Setting a painting is a series of white monochromes, all with a strictly identical format, 1m by 1m. At first glance, no signs seem to show.
Degree zero, silence of the blank page: this is already enough to inscribe the series in a certain history of abstract painting, based on strictly material facts, questioning its physical presence in space and its direct, frontal link with the viewer.
However, all one has to do is shift one's eyes slightly, to catch a glimpse of a multitude of small stains on the edge of the works and all around, on the walls on which they are placed. One can distinguish fingerprints, dirty finger marks: clues that show that something took place. The white monochrome becomes incriminating evidence. One can then guess that the real subject of Setting a painting is, as the title indicates, a gesture. Not the expressive gesture of mythical creation, but that, much more prosaic, of the installation of the works. A gesture, or more a succession of gestures, which would ordinarily remain invisible and create here the necessary conditions for an object, a canvas stretched out on a frame, to finally get our attention, appeal to our vision and our consideration; so that this object can precisely become a painting. By representing the gesture that allows us to see, Masahide Otani questions in this way the status of what we look at. It is not a question of installing THE painting, but A painting, any painting, that interests the artist. The painting is reduced here to the rank of performance leftovers, almost an accessory.

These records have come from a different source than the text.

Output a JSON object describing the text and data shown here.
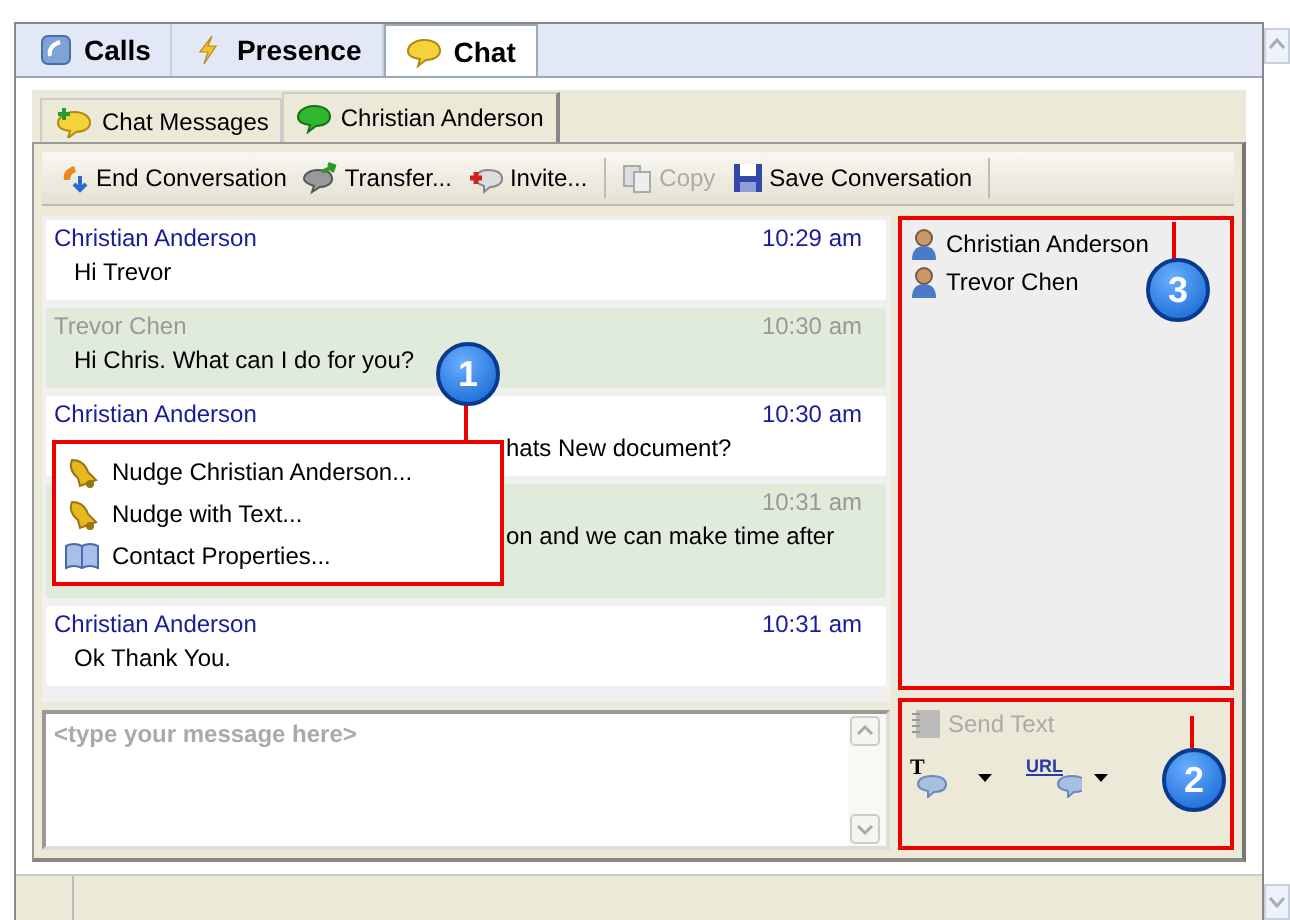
{
  "main_tabs": [
    {
      "label": "Calls",
      "selected": false
    },
    {
      "label": "Presence",
      "selected": false
    },
    {
      "label": "Chat",
      "selected": true
    }
  ],
  "chat_tabs": [
    {
      "label": "Chat Messages",
      "selected": false
    },
    {
      "label": "Christian Anderson",
      "selected": true
    }
  ],
  "toolbar": [
    {
      "label": "End Conversation",
      "disabled": false
    },
    {
      "label": "Transfer...",
      "disabled": false
    },
    {
      "label": "Invite...",
      "disabled": false
    },
    {
      "label": "Copy",
      "disabled": true
    },
    {
      "label": "Save Conversation",
      "disabled": false
    }
  ],
  "messages": [
    {
      "sender": "Christian Anderson",
      "time": "10:29 am",
      "text": "Hi Trevor",
      "kind": "self",
      "covered": false
    },
    {
      "sender": "Trevor Chen",
      "time": "10:30 am",
      "text": "Hi Chris. What can I do for you?",
      "kind": "other",
      "covered": false
    },
    {
      "sender": "Christian Anderson",
      "time": "10:30 am",
      "text": "hats New document?",
      "kind": "self",
      "covered": true
    },
    {
      "time": "10:31 am",
      "text": "on and we can make time after",
      "kind": "other",
      "covered": true
    },
    {
      "sender": "Christian Anderson",
      "time": "10:31 am",
      "text": "Ok Thank You.",
      "kind": "self",
      "covered": false
    }
  ],
  "context_menu": [
    "Nudge Christian Anderson...",
    "Nudge with Text...",
    "Contact Properties..."
  ],
  "participants": [
    "Christian Anderson",
    "Trevor Chen"
  ],
  "message_input": {
    "placeholder": "<type your message here>"
  },
  "send": {
    "label": "Send Text",
    "disabled": true
  },
  "format_buttons": [
    "T",
    "URL"
  ],
  "callouts": [
    "1",
    "2",
    "3"
  ]
}
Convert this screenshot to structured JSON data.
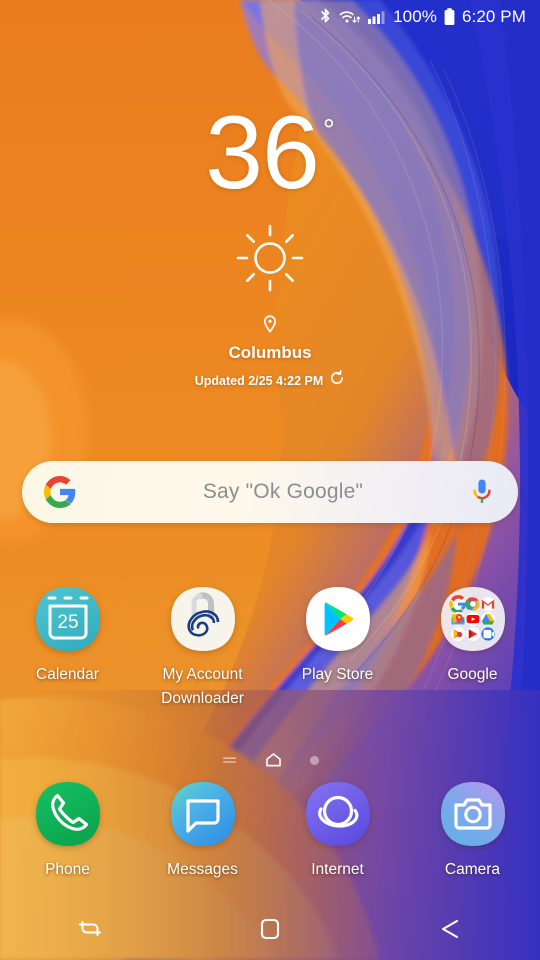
{
  "status_bar": {
    "icons": [
      "bluetooth-icon",
      "wifi-icon",
      "cellular-signal-icon"
    ],
    "battery_percent": "100%",
    "battery_icon": "battery-full-icon",
    "time": "6:20 PM"
  },
  "weather": {
    "temperature": "36",
    "degree_symbol": "°",
    "condition_icon": "sun-icon",
    "location_icon": "location-pin-icon",
    "city": "Columbus",
    "updated": "Updated 2/25 4:22 PM",
    "refresh_icon": "refresh-icon"
  },
  "search": {
    "logo_icon": "google-g-icon",
    "placeholder": "Say \"Ok Google\"",
    "mic_icon": "google-mic-icon"
  },
  "apps": {
    "row1": [
      {
        "label": "Calendar",
        "icon": "calendar-icon",
        "badge": "25"
      },
      {
        "label": "My Account Downloader",
        "icon": "my-account-downloader-icon"
      },
      {
        "label": "Play Store",
        "icon": "play-store-icon"
      },
      {
        "label": "Google",
        "icon": "google-folder-icon",
        "folder_apps": [
          "google-icon",
          "chrome-icon",
          "gmail-icon",
          "maps-icon",
          "youtube-icon",
          "drive-icon",
          "play-music-icon",
          "play-movies-icon",
          "duo-icon"
        ]
      }
    ]
  },
  "dock": [
    {
      "label": "Phone",
      "icon": "phone-icon"
    },
    {
      "label": "Messages",
      "icon": "messages-icon"
    },
    {
      "label": "Internet",
      "icon": "internet-icon"
    },
    {
      "label": "Camera",
      "icon": "camera-icon"
    }
  ],
  "page_indicator": {
    "pages": [
      "bixby-page-icon",
      "home-page-icon",
      "page-dot"
    ],
    "active_index": 1
  },
  "nav_bar": {
    "recents_icon": "recents-icon",
    "home_icon": "home-icon",
    "back_icon": "back-icon"
  },
  "colors": {
    "wallpaper_orange": "#F58220",
    "wallpaper_blue": "#2B3BE0",
    "wallpaper_purple": "#6A3FB5",
    "calendar_teal": "#3FBBC9",
    "phone_green": "#12B45A",
    "messages_blue": "#3E9BE8",
    "internet_purple": "#6C5CE7",
    "camera_blue": "#62A8E8",
    "search_text": "#8D8D92"
  }
}
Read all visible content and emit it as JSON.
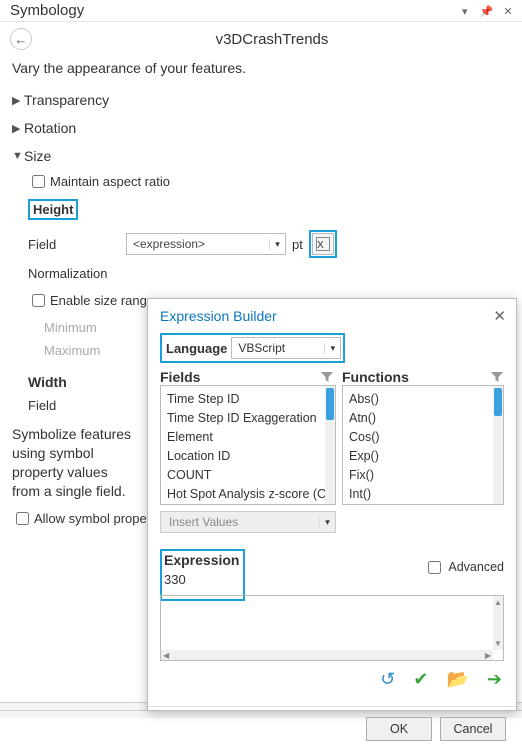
{
  "pane": {
    "title": "Symbology",
    "layer": "v3DCrashTrends",
    "instruction": "Vary the appearance of your features."
  },
  "sections": {
    "transparency": "Transparency",
    "rotation": "Rotation",
    "size": "Size"
  },
  "size": {
    "maintain_label": "Maintain aspect ratio",
    "height_label": "Height",
    "field_label": "Field",
    "field_value": "<expression>",
    "unit": "pt",
    "normalization_label": "Normalization",
    "enable_range_label": "Enable size range",
    "min_label": "Minimum",
    "max_label": "Maximum",
    "width_label": "Width",
    "width_field_label": "Field"
  },
  "bottom": {
    "text": "Symbolize features using symbol property values from a single field.",
    "allow_prop_label": "Allow symbol property connections"
  },
  "dlg": {
    "title": "Expression Builder",
    "language_label": "Language",
    "language_value": "VBScript",
    "fields_label": "Fields",
    "functions_label": "Functions",
    "fields": [
      "Time Step ID",
      "Time Step ID Exaggeration",
      "Element",
      "Location ID",
      "COUNT",
      "Hot Spot Analysis z-score (COUNT)"
    ],
    "functions": [
      "Abs()",
      "Atn()",
      "Cos()",
      "Exp()",
      "Fix()",
      "Int()"
    ],
    "insert_label": "Insert Values",
    "expression_label": "Expression",
    "expression_value": "330",
    "advanced_label": "Advanced",
    "ok": "OK",
    "cancel": "Cancel"
  }
}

The work could be compared to Allan McCollum's famous Surrogate Painting, the « substitution paintings » - in reality plaster casts - that the American artist made in huge quantities.
The difference with McCollum is that Masahide Otani's series is relatively limited (5 works) and that this is the second installation. The marks left by his Bordeaux exhibition mix in with those of the older shows. In this aspect, the paintings can be seen as ritual objects that the artist carries from one place to another and that will display their memories. By making the whole protocol visible, Masahide Otani seems to encourage us to forget what is played out in the space defined by the work, to reveal what is going on around it, on the side, in its « paratext » to extend a literary metaphor. All in all, one mustn't concentrate on what is said, but on the conditions in which the message appeared.
Painting is no longer a question of signs but of situation.